Irish Times group almost doubles profits

This was due to a slightly improved trading performance, profit on disposal of operations of €4 million, investment portfolio gains of €1.2 million, and costs of reorganisation of €3.7 million
Irish Times group almost doubles profits

Ottoline Spearman

The Irish Times media group almost doubled its pretax profit last year to €4.05 million, an increase of €1.9 million.

This was due to a slightly improved trading performance, profit on disposal of operations of €4 million, investment portfolio gains of €1.2 million, and costs of reorganisation of €3.7 million.

According to the company accounts, the group recorded turnover of €115.6 million in the 12 months to the end of 2024, marginally ahead of the previous reporting period.

Print circulation revenues were flat year on year, despite a decline in sales volumes, with “good progress” made in “driving digital subscriptions”, the accounts state.

The group closed 2024 with 143,000 subscribers, including home-delivery customers.

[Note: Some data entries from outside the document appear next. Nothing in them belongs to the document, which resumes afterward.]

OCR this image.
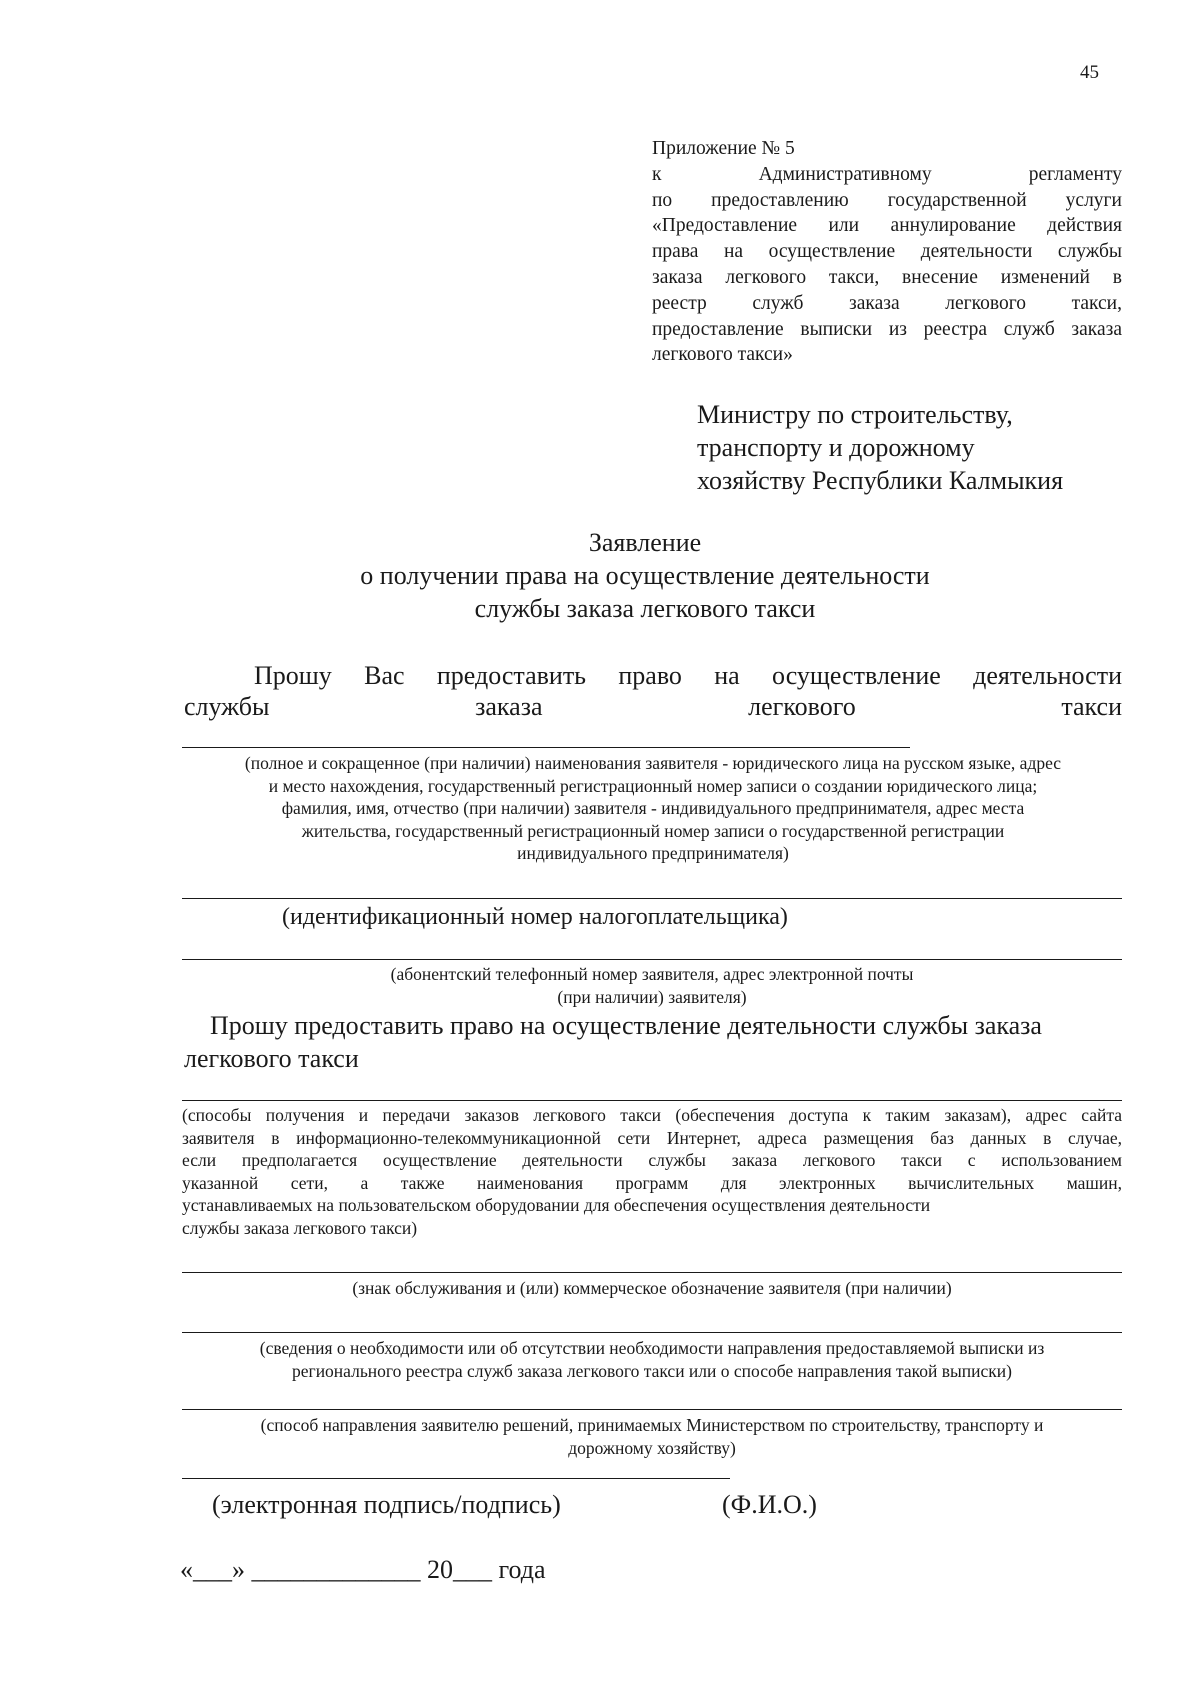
45
Приложение № 5
к Административному регламенту
по предоставлению государственной услуги
«Предоставление или аннулирование действия
права на осуществление деятельности службы
заказа легкового такси, внесение изменений в
реестр служб заказа легкового такси,
предоставление выписки из реестра служб заказа
легкового такси»
Министру по строительству,
транспорту и дорожному
хозяйству Республики Калмыкия
Заявление
о получении права на осуществление деятельности
службы заказа легкового такси
Прошу Вас предоставить право на осуществление деятельности
службы заказа легкового такси
(полное и сокращенное (при наличии) наименования заявителя - юридического лица на русском языке, адрес
и место нахождения, государственный регистрационный номер записи о создании юридического лица;
фамилия, имя, отчество (при наличии) заявителя - индивидуального предпринимателя, адрес места
жительства, государственный регистрационный номер записи о государственной регистрации
индивидуального предпринимателя)
(идентификационный номер налогоплательщика)
(абонентский телефонный номер заявителя, адрес электронной почты
(при наличии) заявителя)
Прошу предоставить право на осуществление деятельности службы заказа
легкового такси
(способы получения и передачи заказов легкового такси (обеспечения доступа к таким заказам), адрес сайта
заявителя в информационно-телекоммуникационной сети Интернет, адреса размещения баз данных в случае,
если предполагается осуществление деятельности службы заказа легкового такси с использованием
указанной сети, а также наименования программ для электронных вычислительных машин,
устанавливаемых на пользовательском оборудовании для обеспечения осуществления деятельности
службы заказа легкового такси)
(знак обслуживания и (или) коммерческое обозначение заявителя (при наличии)
(сведения о необходимости или об отсутствии необходимости направления предоставляемой выписки из
регионального реестра служб заказа легкового такси или о способе направления такой выписки)
(способ направления заявителю решений, принимаемых Министерством по строительству, транспорту и
дорожному хозяйству)
(электронная подпись/подпись)	(Ф.И.О.)
«___» _____________ 20___ года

A key area of focus in 2025 is the continued cost reductions in a number of key areas, including newsprint, distribution and energy, which are offset by increases in payroll and technology projects.

The accounts show that the group incurred €3.7 million in costs related to a voluntary redundancy programme, while the net cost of acquisitions and disposals amounted to €6.5 million.

The accounts state that "the impact of the 2024 voluntary parting programme" allowed for "reinvestment in key digital roles for the future".

Acquisitions were funded from the group’s own resources, with its net cash reducing to €7.9 million at the end of 2024 from €16.6 million the previous year.

As part of the strategy to" diversify its revenues", during the year, the group acquired online death notice platform RIP.ie, as well as sports data app Score Beo and the remaining half share of Gloss Publication Ltd.

It also disposed of its shareholding in radio station Beat 102-103 and closed Irish Times Training.

Staff numbers reduced to 837 from 874, while payroll costs increased to €60.9 million from €59.6 million in 2023.

Directors’ remuneration was flat at €1.07 million, with the annual salaries of the managing director and the editor unchanged at €275,000.

Commenting on the results to the Irish Times, Mikie Sheehan, interim managing director, described the performance last year as “positive” while “not perfect, with challenges across our business units”.

“We are growing, we’re profitable, we’re investing and we’re bringing in new skills, and digital subs are growing, which is a key strategic area for us,” he said.

Last month, the group managing director of The Irish Times, Deirdre Veldon, stepped down after almost three years in the post. Mr Sheehan told the Irish Times that the group hoped to announce the appointment of a new managing director in the near future.

Based in Dublin, the group publishes The Irish Times, the Examiner and Echo titles based in Cork, BreakingNews.ie, and a number of regional publications. It also owns property website MyHome.ie.